Given the scale of operations of these firms, there is nothing you can sell to a human for a small fee that the AI firms will not pay for and exploit to the maximum.
Even if you verify people are real, there's a good chance the AI firms will find a way to exploit that. After all, when nobody has a job, would you turn down $50K to sell your likeness to an AI firm so their products can pass human verification?
Require per visit biometric authentication via your device and the bot can’t sign in unless it compromises the device.
1 reply →
idk why people just don't do reverse DNS lookup, check if "dialup" is part of the hostname, and allowlist that traffic. Everbody who doesn't have reverse dns hostname coming from an ISP should be blocked or at least tarpitted by default.
Easily solves 99% of the web scraping problems.
Scrapers already do fall back to home user botnets when they are being blocked.
Cloudflare checkbox captchas were already easy to automate without AI.
I see the same with Playwright MCP server with Claude Sonnet 4.
To error is to human, i error therfore im human.
"Prove you're human by explaining how to build a bomb"
1 cup baking soda, 1/2 cup citric acid, 1/2 cup cornstarch, 1/2 cup Epsom salt, 2.5 tbsp oil (like coconut), 3/4 tbsp water, 10–20 drops essential oil
Combine wet into dry slowly until it feels like damp sand.
Pack into molds, press firmly.
Dry for 24 hours before using.
Drop into a bath and enjoy the fizz!
this is actually kinda interesting - I might start asking customer service agents to insult me before continuing a conversation
It seems a legitimate use case for agents acting on a person's behalf. Whether it will be used in legitimate ways, that's a different story altogether.
I wonder how these capabilities will interact with all the "age verification" walls (ie, thinly disguised user profiling mechanisms) going up all over the place now.
The web has no choice but to move to a paid access model in my view. It was fought against for years but I don’t see another option left.
Maybe after sign up, biometric authentication being mandatory is the only thing that would potentially work. The security and offline privacy of those devices will become insanely valuable.
Anyone not authenticating in this way is paywalled. I don’t like this but don’t see another way.
I’m not using the web if I’m bombarded by captcha games… shit becomes worthless over night if that’s the case.
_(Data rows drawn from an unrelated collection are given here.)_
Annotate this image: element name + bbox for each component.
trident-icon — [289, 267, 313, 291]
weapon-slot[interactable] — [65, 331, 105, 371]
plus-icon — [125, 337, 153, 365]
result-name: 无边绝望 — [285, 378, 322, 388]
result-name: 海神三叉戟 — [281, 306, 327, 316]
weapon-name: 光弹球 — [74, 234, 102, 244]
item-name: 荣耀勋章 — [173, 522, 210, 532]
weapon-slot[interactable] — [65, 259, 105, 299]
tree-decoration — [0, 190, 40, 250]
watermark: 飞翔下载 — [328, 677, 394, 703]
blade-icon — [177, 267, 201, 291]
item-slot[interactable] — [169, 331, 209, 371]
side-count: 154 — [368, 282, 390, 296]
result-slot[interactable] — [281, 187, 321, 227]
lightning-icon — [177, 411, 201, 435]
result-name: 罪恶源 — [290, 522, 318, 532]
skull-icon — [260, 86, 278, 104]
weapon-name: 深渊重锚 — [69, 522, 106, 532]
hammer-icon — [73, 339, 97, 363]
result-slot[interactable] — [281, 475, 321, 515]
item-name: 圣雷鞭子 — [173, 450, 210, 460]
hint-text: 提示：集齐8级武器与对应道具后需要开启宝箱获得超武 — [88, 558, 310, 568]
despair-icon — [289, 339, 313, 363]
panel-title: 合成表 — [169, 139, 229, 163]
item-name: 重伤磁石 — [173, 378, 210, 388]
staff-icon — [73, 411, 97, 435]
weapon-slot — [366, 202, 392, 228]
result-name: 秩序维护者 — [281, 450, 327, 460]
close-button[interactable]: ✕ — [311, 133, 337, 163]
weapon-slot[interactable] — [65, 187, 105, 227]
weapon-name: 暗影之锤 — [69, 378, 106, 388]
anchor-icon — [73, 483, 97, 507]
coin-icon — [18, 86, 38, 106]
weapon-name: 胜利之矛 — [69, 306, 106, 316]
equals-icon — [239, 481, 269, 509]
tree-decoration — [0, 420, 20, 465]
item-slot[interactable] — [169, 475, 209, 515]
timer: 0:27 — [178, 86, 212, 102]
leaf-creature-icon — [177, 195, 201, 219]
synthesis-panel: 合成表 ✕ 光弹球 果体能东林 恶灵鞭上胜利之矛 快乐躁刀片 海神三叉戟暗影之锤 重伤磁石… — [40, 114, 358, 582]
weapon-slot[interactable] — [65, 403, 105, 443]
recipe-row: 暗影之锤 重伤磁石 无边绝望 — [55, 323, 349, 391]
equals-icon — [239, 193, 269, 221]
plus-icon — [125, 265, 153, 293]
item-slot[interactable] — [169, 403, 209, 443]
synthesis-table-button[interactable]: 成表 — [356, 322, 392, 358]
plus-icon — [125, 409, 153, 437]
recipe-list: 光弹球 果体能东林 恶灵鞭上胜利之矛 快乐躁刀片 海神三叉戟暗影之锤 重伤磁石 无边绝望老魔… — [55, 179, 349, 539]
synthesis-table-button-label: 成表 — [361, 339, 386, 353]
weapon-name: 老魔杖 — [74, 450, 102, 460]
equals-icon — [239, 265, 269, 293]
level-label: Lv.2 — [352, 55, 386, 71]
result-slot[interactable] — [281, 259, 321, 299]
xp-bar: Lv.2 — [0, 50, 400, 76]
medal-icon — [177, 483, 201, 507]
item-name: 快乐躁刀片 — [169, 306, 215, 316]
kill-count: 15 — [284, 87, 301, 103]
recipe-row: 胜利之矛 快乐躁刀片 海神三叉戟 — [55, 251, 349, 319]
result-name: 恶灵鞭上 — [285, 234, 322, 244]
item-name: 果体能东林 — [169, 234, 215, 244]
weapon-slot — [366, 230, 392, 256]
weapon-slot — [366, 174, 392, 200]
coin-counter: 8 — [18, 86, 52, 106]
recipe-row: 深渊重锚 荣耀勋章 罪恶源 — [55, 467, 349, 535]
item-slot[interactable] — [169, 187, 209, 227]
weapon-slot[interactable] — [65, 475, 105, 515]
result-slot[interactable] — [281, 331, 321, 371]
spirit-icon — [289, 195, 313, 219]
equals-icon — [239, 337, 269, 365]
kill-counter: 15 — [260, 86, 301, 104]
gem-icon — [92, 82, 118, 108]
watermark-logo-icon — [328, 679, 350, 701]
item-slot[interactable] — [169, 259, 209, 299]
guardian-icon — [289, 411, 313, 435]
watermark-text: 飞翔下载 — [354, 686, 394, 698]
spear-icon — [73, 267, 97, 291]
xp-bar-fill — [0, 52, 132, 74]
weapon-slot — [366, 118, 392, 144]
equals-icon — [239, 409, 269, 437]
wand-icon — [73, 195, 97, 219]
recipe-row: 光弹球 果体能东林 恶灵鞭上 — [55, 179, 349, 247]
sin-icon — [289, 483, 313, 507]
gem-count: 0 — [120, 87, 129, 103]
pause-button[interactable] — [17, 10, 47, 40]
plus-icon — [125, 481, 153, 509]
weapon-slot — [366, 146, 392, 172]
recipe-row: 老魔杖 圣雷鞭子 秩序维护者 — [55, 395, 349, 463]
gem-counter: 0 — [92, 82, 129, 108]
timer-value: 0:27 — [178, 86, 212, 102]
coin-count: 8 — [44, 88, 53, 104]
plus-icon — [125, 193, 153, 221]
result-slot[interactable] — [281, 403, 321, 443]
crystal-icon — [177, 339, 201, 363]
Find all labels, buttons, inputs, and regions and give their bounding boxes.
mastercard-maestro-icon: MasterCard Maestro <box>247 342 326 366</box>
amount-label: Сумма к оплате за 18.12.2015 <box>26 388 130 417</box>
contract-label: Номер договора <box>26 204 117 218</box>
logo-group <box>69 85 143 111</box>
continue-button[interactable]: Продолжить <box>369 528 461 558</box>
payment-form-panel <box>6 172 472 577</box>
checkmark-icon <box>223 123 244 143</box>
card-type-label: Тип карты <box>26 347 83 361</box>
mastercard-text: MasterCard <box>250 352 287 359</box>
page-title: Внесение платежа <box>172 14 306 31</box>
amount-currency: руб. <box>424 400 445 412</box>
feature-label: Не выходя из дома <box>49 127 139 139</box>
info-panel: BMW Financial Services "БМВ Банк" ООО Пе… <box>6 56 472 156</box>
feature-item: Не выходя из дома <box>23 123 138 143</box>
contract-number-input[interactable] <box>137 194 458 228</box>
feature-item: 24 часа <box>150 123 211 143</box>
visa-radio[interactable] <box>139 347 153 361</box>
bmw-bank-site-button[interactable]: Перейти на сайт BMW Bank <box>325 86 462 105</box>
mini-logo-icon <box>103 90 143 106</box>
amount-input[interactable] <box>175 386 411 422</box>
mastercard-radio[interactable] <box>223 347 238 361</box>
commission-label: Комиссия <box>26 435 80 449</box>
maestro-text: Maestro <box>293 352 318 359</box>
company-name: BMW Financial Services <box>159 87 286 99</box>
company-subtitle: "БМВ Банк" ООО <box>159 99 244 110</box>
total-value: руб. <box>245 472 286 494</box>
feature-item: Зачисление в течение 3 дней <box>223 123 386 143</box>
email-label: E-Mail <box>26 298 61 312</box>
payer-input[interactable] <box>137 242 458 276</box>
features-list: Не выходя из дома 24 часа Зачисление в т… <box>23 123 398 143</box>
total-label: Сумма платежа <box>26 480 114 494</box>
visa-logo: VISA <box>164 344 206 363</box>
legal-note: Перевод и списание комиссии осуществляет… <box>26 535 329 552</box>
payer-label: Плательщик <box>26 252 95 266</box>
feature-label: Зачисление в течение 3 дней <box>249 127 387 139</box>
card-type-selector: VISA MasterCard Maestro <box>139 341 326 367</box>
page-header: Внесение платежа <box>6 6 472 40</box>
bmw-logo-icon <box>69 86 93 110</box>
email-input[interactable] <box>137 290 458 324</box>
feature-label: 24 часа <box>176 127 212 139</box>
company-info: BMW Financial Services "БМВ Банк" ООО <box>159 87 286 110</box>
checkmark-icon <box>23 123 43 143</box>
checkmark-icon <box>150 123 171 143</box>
Might as well dump computing on the Internet entirely if that happens.
... meanwhile I'll continually be thrown dozens of cognitively abusive hCaptchas for no reason and be stuck in a loop of hell trying to figure out what they wanted me to solve.
I love this totally normal vision of computing these days. :)
Don't forget the fun with Cloudflare's CAPTCHA infinite loop if you use Firefox and adblockers/anti-tracking extensions. I sent feedback about it, through its own tool, many many times, I've tried raising this issue through other channels, it's never been fixed.
I simply avoid any website that presents me with a Cloudflare CAPTCHA, don't know what the fuck they've done in their implementation but it's been broken for a long time.
This will cause of the death of non static websites, everything else will be smashed by bots and too expensive to run!
can it solve rudecaptcha.xyz ?
next-gen captcha should offer some code to be refactored instead.
For at-home setup, it would be easier to set up a system to refactor code than to click all the images with motorcycles.
Should have gone with the XKCD Captcha: https://xkcd.com/233/
The bit at the bottom might actually work on LLMs.
Back in Everquest, when we'd be accused of botting 20 years ago, we'd be ported by the GM into a special cube environment and they'd watch if we ran into the wall like an idiot-- we'll probably have to bring that sorta thing back.
Come on. It’s in BrowserMCP on a users machine. Capture is not testing for this and that’s fine
[dead]
[dead]
[dead]
it is an intelligent agent and not a robot
Does its feelings got hurt when it's called a robot?
Apparently its master's feelings get hurt instead.
It prefers the term "artificial person".